Applied Digital (APLD) is up more than +24% after saying it is in advanced discussions with a hyperscaler client for its second data center in North Dakota.
Centrus Energy (LEU) is up more than +9% after Evercore ISI raised its price target on the stock to $452 from $252.
Elastic NV (ESTC) is up more than +7% after announcing a $500 million stock buyback program and raising its full-year 2026 sales outlook to $1.697 billion-$1.703 billion from a previous estimate of $1.697 billion-$1.689 billion.
Arista Networks (ANET) is up more than +2% after Morgan Stanley raised its price target on the stock to $171 from $140.

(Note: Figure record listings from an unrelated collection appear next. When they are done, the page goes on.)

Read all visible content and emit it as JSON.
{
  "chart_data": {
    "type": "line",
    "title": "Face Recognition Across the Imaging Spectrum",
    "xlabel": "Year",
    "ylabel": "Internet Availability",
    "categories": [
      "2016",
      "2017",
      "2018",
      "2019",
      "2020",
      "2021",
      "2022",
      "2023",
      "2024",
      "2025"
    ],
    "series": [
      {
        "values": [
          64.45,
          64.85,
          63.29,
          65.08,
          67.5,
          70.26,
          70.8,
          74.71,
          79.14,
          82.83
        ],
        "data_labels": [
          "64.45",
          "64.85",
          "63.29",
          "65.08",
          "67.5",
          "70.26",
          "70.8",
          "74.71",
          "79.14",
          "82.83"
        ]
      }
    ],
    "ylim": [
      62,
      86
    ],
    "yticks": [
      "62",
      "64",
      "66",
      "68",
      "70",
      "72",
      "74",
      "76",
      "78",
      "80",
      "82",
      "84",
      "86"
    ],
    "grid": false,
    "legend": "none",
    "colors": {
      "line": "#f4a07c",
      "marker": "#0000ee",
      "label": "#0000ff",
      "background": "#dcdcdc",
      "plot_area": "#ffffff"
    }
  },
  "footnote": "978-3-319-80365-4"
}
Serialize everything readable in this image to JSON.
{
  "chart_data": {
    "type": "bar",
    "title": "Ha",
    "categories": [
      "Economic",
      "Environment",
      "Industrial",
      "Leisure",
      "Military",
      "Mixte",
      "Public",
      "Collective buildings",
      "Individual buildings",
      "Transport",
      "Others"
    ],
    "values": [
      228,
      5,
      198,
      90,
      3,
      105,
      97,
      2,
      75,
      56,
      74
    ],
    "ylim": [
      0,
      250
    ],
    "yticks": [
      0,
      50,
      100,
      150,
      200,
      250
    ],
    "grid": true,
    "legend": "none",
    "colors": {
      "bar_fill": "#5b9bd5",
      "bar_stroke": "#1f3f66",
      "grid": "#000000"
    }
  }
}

Amcor Plc (AMCR) is up more than +1% after forecasting full-year adjusted EPS of 80 cents to 83 cents, above the consensus of 80 cents.
nCino Inc (NCNO) is up more than +1% after William Blair upgraded the stock to outperform from market perform.
Aptiv Plc (APTV) is up more than +1% after Citigroup initiated coverage on the stock with a recommendation of buy and a price target of $109.
Earnings Reports(10/10/2025)
Compass Diversified Holdings (CODI), Hingham Institution For Saving (HIFS), Immersion Corp (IMMR), Mercurity Fintech Holding Inc (MFH), Nurix Therapeutics Inc (NRIX), Triller Group Inc (ILLR), Unity Bancorp Inc (UNTY), XCF Global Inc (SAFX).